Manhattan's luxury condo frenzy petered out a few years ago. Owners are taking realized losses as they offload properties at steep losses.
A prime example of this is the pending deal at 551 W. 21st St., where two units listed for a combined $26 million found a buyer after a couple of years on and off the market, according to Bloomberg, who cited data from brokerage Olshan Realty. The owner initially acquired the property in 2016 for $31.3 million and then attempted to flip it for $40 million the following year.
With no success, the owner is expected to realize a 17% loss on the properties once the transaction is completed.
Manhattan's luxury condo market peaked a few years ago and has since developed into a nightmare for sellers. Massive supply is quickly eroding values as inventory builds. In early 2020, half of all new luxury condo units constructed after 2015 in the borough were unsold. A confluence of macroeconomic headwinds, as well as SALT deduction caps and transfer taxes, cooled the market. Then came the big bad pandemic that wreaked even more havoc in the borough.
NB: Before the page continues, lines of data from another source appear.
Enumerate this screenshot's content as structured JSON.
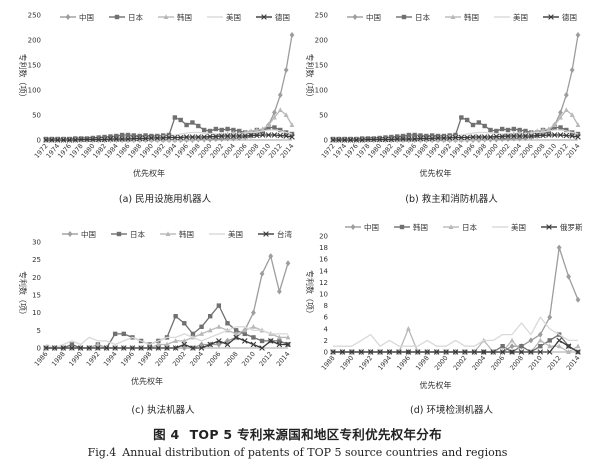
{
  "figure": {
    "caption_cn_label": "图 4",
    "caption_cn_text": "TOP 5 专利来源国和地区专利优先权年分布",
    "caption_en_label": "Fig.4",
    "caption_en_text": "Annual distribution of patents of TOP 5 source countries and regions"
  },
  "styles": {
    "colors": [
      "#9d9d9d",
      "#707070",
      "#b8b8b8",
      "#d9d9d9",
      "#3a3a3a"
    ],
    "markers": [
      "diamond",
      "square",
      "triangle",
      "none",
      "x"
    ]
  },
  "chart_data": [
    {
      "type": "line",
      "caption": "(a)  民用设施用机器人",
      "xlabel": "优先权年",
      "ylabel": "专利数（项）",
      "ylim": [
        0,
        250
      ],
      "yticks": [
        0,
        50,
        100,
        150,
        200,
        250
      ],
      "xticks": [
        "1972",
        "1974",
        "1976",
        "1978",
        "1980",
        "1982",
        "1984",
        "1986",
        "1988",
        "1990",
        "1992",
        "1994",
        "1996",
        "1998",
        "2000",
        "2002",
        "2004",
        "2006",
        "2008",
        "2010",
        "2012",
        "2014"
      ],
      "x": [
        1972,
        1973,
        1974,
        1975,
        1976,
        1977,
        1978,
        1979,
        1980,
        1981,
        1982,
        1983,
        1984,
        1985,
        1986,
        1987,
        1988,
        1989,
        1990,
        1991,
        1992,
        1993,
        1994,
        1995,
        1996,
        1997,
        1998,
        1999,
        2000,
        2001,
        2002,
        2003,
        2004,
        2005,
        2006,
        2007,
        2008,
        2009,
        2010,
        2011,
        2012,
        2013,
        2014
      ],
      "legend_position": "top",
      "series": [
        {
          "name": "中国",
          "values": [
            0,
            0,
            0,
            0,
            0,
            0,
            0,
            0,
            0,
            0,
            0,
            0,
            0,
            0,
            0,
            0,
            0,
            0,
            0,
            0,
            0,
            0,
            0,
            0,
            0,
            0,
            1,
            1,
            1,
            2,
            2,
            3,
            3,
            4,
            6,
            8,
            12,
            18,
            30,
            55,
            90,
            140,
            210
          ]
        },
        {
          "name": "日本",
          "values": [
            2,
            2,
            2,
            2,
            2,
            3,
            3,
            3,
            4,
            5,
            6,
            7,
            8,
            10,
            10,
            9,
            8,
            9,
            8,
            8,
            9,
            10,
            45,
            40,
            30,
            35,
            28,
            20,
            18,
            22,
            20,
            22,
            20,
            18,
            15,
            15,
            20,
            18,
            25,
            25,
            20,
            15,
            12
          ]
        },
        {
          "name": "韩国",
          "values": [
            0,
            0,
            0,
            0,
            0,
            0,
            0,
            0,
            0,
            0,
            0,
            0,
            0,
            0,
            0,
            0,
            0,
            0,
            0,
            0,
            0,
            0,
            0,
            1,
            1,
            1,
            2,
            3,
            5,
            8,
            10,
            12,
            14,
            12,
            15,
            18,
            20,
            22,
            30,
            45,
            60,
            50,
            30
          ]
        },
        {
          "name": "美国",
          "values": [
            1,
            1,
            1,
            1,
            1,
            1,
            2,
            2,
            2,
            2,
            3,
            3,
            3,
            4,
            4,
            5,
            5,
            6,
            6,
            7,
            8,
            8,
            10,
            12,
            14,
            15,
            15,
            14,
            13,
            12,
            12,
            11,
            12,
            13,
            14,
            15,
            16,
            18,
            20,
            20,
            18,
            15,
            12
          ]
        },
        {
          "name": "德国",
          "values": [
            0,
            0,
            0,
            0,
            0,
            0,
            1,
            1,
            1,
            1,
            1,
            2,
            2,
            2,
            2,
            3,
            3,
            3,
            4,
            4,
            4,
            5,
            5,
            5,
            6,
            6,
            6,
            6,
            7,
            7,
            8,
            8,
            8,
            8,
            8,
            9,
            9,
            10,
            10,
            10,
            9,
            8,
            6
          ]
        }
      ]
    },
    {
      "type": "line",
      "caption": "(b)  救主和消防机器人",
      "xlabel": "优先权年",
      "ylabel": "专利数（项）",
      "ylim": [
        0,
        250
      ],
      "yticks": [
        0,
        50,
        100,
        150,
        200,
        250
      ],
      "xticks": [
        "1972",
        "1974",
        "1976",
        "1978",
        "1980",
        "1982",
        "1984",
        "1986",
        "1988",
        "1990",
        "1992",
        "1994",
        "1996",
        "1998",
        "2000",
        "2002",
        "2004",
        "2006",
        "2008",
        "2010",
        "2012",
        "2014"
      ],
      "x": [
        1972,
        1973,
        1974,
        1975,
        1976,
        1977,
        1978,
        1979,
        1980,
        1981,
        1982,
        1983,
        1984,
        1985,
        1986,
        1987,
        1988,
        1989,
        1990,
        1991,
        1992,
        1993,
        1994,
        1995,
        1996,
        1997,
        1998,
        1999,
        2000,
        2001,
        2002,
        2003,
        2004,
        2005,
        2006,
        2007,
        2008,
        2009,
        2010,
        2011,
        2012,
        2013,
        2014
      ],
      "legend_position": "top",
      "series": [
        {
          "name": "中国",
          "values": [
            0,
            0,
            0,
            0,
            0,
            0,
            0,
            0,
            0,
            0,
            0,
            0,
            0,
            0,
            0,
            0,
            0,
            0,
            0,
            0,
            0,
            0,
            0,
            0,
            0,
            0,
            1,
            1,
            1,
            2,
            2,
            3,
            3,
            4,
            6,
            8,
            12,
            18,
            30,
            55,
            90,
            140,
            210
          ]
        },
        {
          "name": "日本",
          "values": [
            2,
            2,
            2,
            2,
            2,
            3,
            3,
            3,
            4,
            5,
            6,
            7,
            8,
            10,
            10,
            9,
            8,
            9,
            8,
            8,
            9,
            10,
            45,
            40,
            30,
            35,
            28,
            20,
            18,
            22,
            20,
            22,
            20,
            18,
            15,
            15,
            20,
            18,
            25,
            25,
            20,
            15,
            12
          ]
        },
        {
          "name": "韩国",
          "values": [
            0,
            0,
            0,
            0,
            0,
            0,
            0,
            0,
            0,
            0,
            0,
            0,
            0,
            0,
            0,
            0,
            0,
            0,
            0,
            0,
            0,
            0,
            0,
            1,
            1,
            1,
            2,
            3,
            5,
            8,
            10,
            12,
            14,
            12,
            15,
            18,
            20,
            22,
            30,
            45,
            60,
            50,
            30
          ]
        },
        {
          "name": "美国",
          "values": [
            1,
            1,
            1,
            1,
            1,
            1,
            2,
            2,
            2,
            2,
            3,
            3,
            3,
            4,
            4,
            5,
            5,
            6,
            6,
            7,
            8,
            8,
            10,
            12,
            14,
            15,
            15,
            14,
            13,
            12,
            12,
            11,
            12,
            13,
            14,
            15,
            16,
            18,
            20,
            20,
            18,
            15,
            12
          ]
        },
        {
          "name": "德国",
          "values": [
            0,
            0,
            0,
            0,
            0,
            0,
            1,
            1,
            1,
            1,
            1,
            2,
            2,
            2,
            2,
            3,
            3,
            3,
            4,
            4,
            4,
            5,
            5,
            5,
            6,
            6,
            6,
            6,
            7,
            7,
            8,
            8,
            8,
            8,
            8,
            9,
            9,
            10,
            10,
            10,
            9,
            8,
            6
          ]
        }
      ]
    },
    {
      "type": "line",
      "caption": "(c)  执法机器人",
      "xlabel": "优先权年",
      "ylabel": "专利数（项）",
      "ylim": [
        0,
        30
      ],
      "yticks": [
        0,
        5,
        10,
        15,
        20,
        25,
        30
      ],
      "xticks": [
        "1986",
        "1988",
        "1990",
        "1992",
        "1994",
        "1996",
        "1998",
        "2000",
        "2002",
        "2004",
        "2006",
        "2008",
        "2010",
        "2012",
        "2014"
      ],
      "x": [
        1986,
        1987,
        1988,
        1989,
        1990,
        1991,
        1992,
        1993,
        1994,
        1995,
        1996,
        1997,
        1998,
        1999,
        2000,
        2001,
        2002,
        2003,
        2004,
        2005,
        2006,
        2007,
        2008,
        2009,
        2010,
        2011,
        2012,
        2013,
        2014
      ],
      "legend_position": "top",
      "series": [
        {
          "name": "中国",
          "values": [
            0,
            0,
            0,
            0,
            0,
            0,
            0,
            0,
            0,
            0,
            0,
            0,
            0,
            0,
            0,
            0,
            0,
            0,
            1,
            1,
            1,
            2,
            3,
            5,
            10,
            21,
            26,
            16,
            24
          ]
        },
        {
          "name": "日本",
          "values": [
            0,
            0,
            0,
            1,
            0,
            0,
            1,
            0,
            4,
            4,
            3,
            2,
            1,
            2,
            3,
            9,
            7,
            4,
            6,
            9,
            12,
            7,
            5,
            4,
            3,
            2,
            2,
            2,
            1
          ]
        },
        {
          "name": "韩国",
          "values": [
            0,
            0,
            0,
            0,
            0,
            0,
            1,
            0,
            0,
            0,
            0,
            0,
            0,
            1,
            1,
            2,
            2,
            3,
            4,
            5,
            6,
            5,
            4,
            5,
            6,
            5,
            4,
            3,
            3
          ]
        },
        {
          "name": "美国",
          "values": [
            1,
            0,
            1,
            2,
            1,
            3,
            2,
            2,
            1,
            2,
            3,
            2,
            1,
            2,
            3,
            3,
            4,
            3,
            2,
            3,
            4,
            5,
            6,
            6,
            5,
            5,
            4,
            4,
            4
          ]
        },
        {
          "name": "台湾",
          "values": [
            0,
            0,
            0,
            0,
            0,
            0,
            0,
            0,
            0,
            0,
            0,
            0,
            0,
            0,
            0,
            0,
            1,
            0,
            0,
            1,
            2,
            1,
            3,
            2,
            1,
            0,
            2,
            1,
            1
          ]
        }
      ]
    },
    {
      "type": "line",
      "caption": "(d)  环境检测机器人",
      "xlabel": "优先权年",
      "ylabel": "专利数（项）",
      "ylim": [
        0,
        20
      ],
      "yticks": [
        0,
        2,
        4,
        6,
        8,
        10,
        12,
        14,
        16,
        18,
        20
      ],
      "xticks": [
        "1988",
        "1990",
        "1992",
        "1994",
        "1996",
        "1998",
        "2000",
        "2002",
        "2004",
        "2006",
        "2008",
        "2010",
        "2012",
        "2014"
      ],
      "x": [
        1988,
        1989,
        1990,
        1991,
        1992,
        1993,
        1994,
        1995,
        1996,
        1997,
        1998,
        1999,
        2000,
        2001,
        2002,
        2003,
        2004,
        2005,
        2006,
        2007,
        2008,
        2009,
        2010,
        2011,
        2012,
        2013,
        2014
      ],
      "legend_position": "top",
      "series": [
        {
          "name": "中国",
          "values": [
            0,
            0,
            0,
            0,
            0,
            0,
            0,
            0,
            0,
            0,
            0,
            0,
            0,
            0,
            0,
            0,
            0,
            0,
            0,
            1,
            1,
            2,
            3,
            6,
            18,
            13,
            9
          ]
        },
        {
          "name": "韩国",
          "values": [
            0,
            0,
            0,
            0,
            0,
            0,
            0,
            0,
            0,
            0,
            0,
            0,
            0,
            0,
            0,
            0,
            0,
            0,
            1,
            0,
            1,
            0,
            1,
            2,
            3,
            1,
            0
          ]
        },
        {
          "name": "日本",
          "values": [
            0,
            0,
            0,
            0,
            0,
            0,
            0,
            0,
            4,
            0,
            0,
            0,
            0,
            0,
            0,
            0,
            2,
            0,
            0,
            2,
            0,
            0,
            2,
            1,
            1,
            0,
            1
          ]
        },
        {
          "name": "美国",
          "values": [
            1,
            1,
            1,
            2,
            3,
            1,
            2,
            1,
            1,
            1,
            2,
            1,
            1,
            2,
            1,
            1,
            2,
            2,
            3,
            3,
            5,
            3,
            6,
            4,
            3,
            2,
            2
          ]
        },
        {
          "name": "俄罗斯",
          "values": [
            0,
            0,
            0,
            0,
            0,
            0,
            0,
            0,
            0,
            0,
            0,
            0,
            0,
            0,
            0,
            0,
            0,
            0,
            0,
            0,
            0,
            0,
            0,
            0,
            2,
            1,
            0
          ]
        }
      ]
    }
  ]
}
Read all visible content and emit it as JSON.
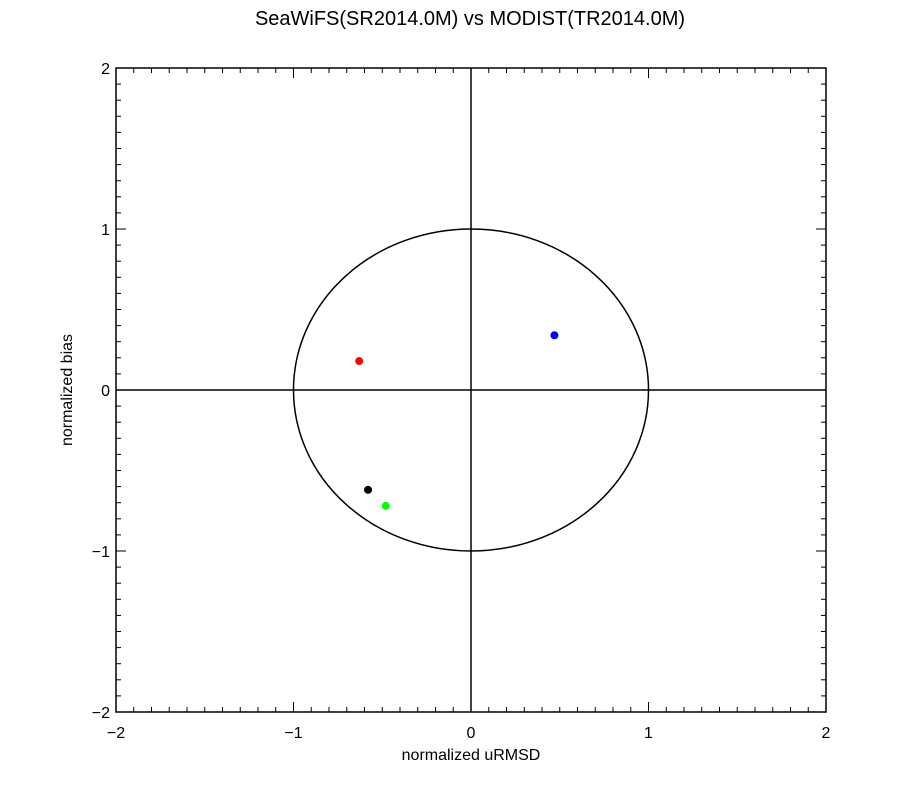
{
  "chart_data": {
    "type": "scatter",
    "title": "SeaWiFS(SR2014.0M) vs MODIST(TR2014.0M)",
    "xlabel": "normalized uRMSD",
    "ylabel": "normalized bias",
    "xlim": [
      -2,
      2
    ],
    "ylim": [
      -2,
      2
    ],
    "xticks": [
      "−2",
      "−1",
      "0",
      "1",
      "2"
    ],
    "yticks": [
      "−2",
      "−1",
      "0",
      "1",
      "2"
    ],
    "reference_circle_radius": 1,
    "grid": false,
    "points": [
      {
        "x": -0.63,
        "y": 0.18,
        "color": "#ff0000"
      },
      {
        "x": 0.47,
        "y": 0.34,
        "color": "#0000ff"
      },
      {
        "x": -0.58,
        "y": -0.62,
        "color": "#000000"
      },
      {
        "x": -0.48,
        "y": -0.72,
        "color": "#00ff00"
      }
    ]
  }
}
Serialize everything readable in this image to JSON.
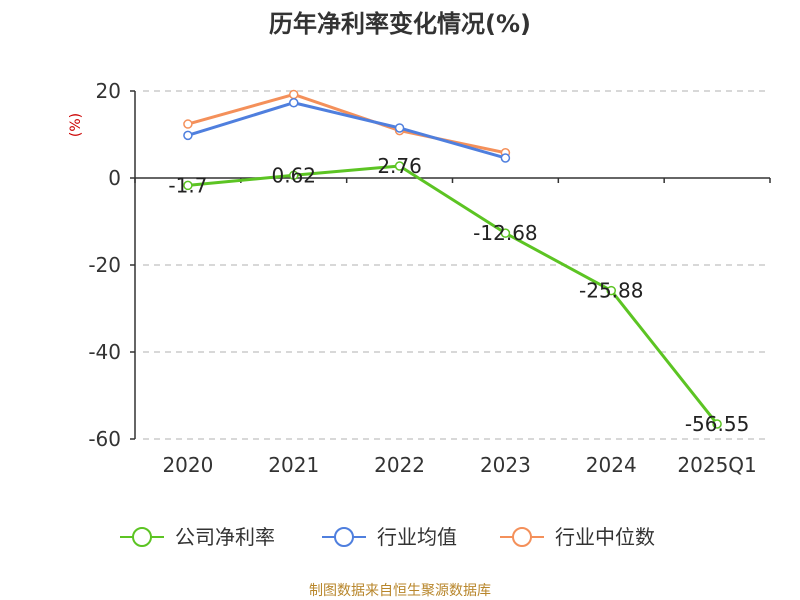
{
  "chart_data": {
    "type": "line",
    "title": "历年净利率变化情况(%)",
    "unit_label": "(%)",
    "categories": [
      "2020",
      "2021",
      "2022",
      "2023",
      "2024",
      "2025Q1"
    ],
    "y_ticks": [
      "20",
      "0",
      "-20",
      "-40",
      "-60"
    ],
    "ylim": [
      -60,
      20
    ],
    "grid": true,
    "legend_position": "bottom",
    "series": [
      {
        "name": "公司净利率",
        "color": "#5cc423",
        "values": [
          -1.7,
          0.62,
          2.76,
          -12.68,
          -25.88,
          -56.55
        ],
        "labels": [
          "-1.7",
          "0.62",
          "2.76",
          "-12.68",
          "-25.88",
          "-56.55"
        ]
      },
      {
        "name": "行业均值",
        "color": "#4f7fde",
        "values": [
          9.8,
          17.3,
          11.5,
          4.6,
          null,
          null
        ]
      },
      {
        "name": "行业中位数",
        "color": "#f4905a",
        "values": [
          12.4,
          19.2,
          10.9,
          5.8,
          null,
          null
        ]
      }
    ],
    "source": "制图数据来自恒生聚源数据库"
  }
}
Donna Olshan, president of the brokerage, said sellers in the market have no interest in sticking around in "New York if they're not using the asset or if the asset isn't giving a return."
Olshan said a deal at 80 Columbus Circle for a 74th-story condo recently listed at $25 million. The seller combined two apartments in the tower, one unit purchased in 2011 for $17.5 million, and the other unit (next door) purchased in 2014 for $18 million.
There is some good news in the luxury real estate market - after writing about the downturn for 18 months and the plunge following the pandemic, the decline in prices has brought buyers to the table.
With Mayor Bill De Blasio doing everything he possibly can to drive both businesses (like Goldman Sachs) and individual citizens out of the city, the effects of his colossal mismanagement and general cluelessness have come at a loss for some wealthy elites who bought luxury condos in the last several years, thinking they could flip the unit(s) for a quick buck. Many have transformed into bagholders, or recently, they want out and are willing to take realized losses.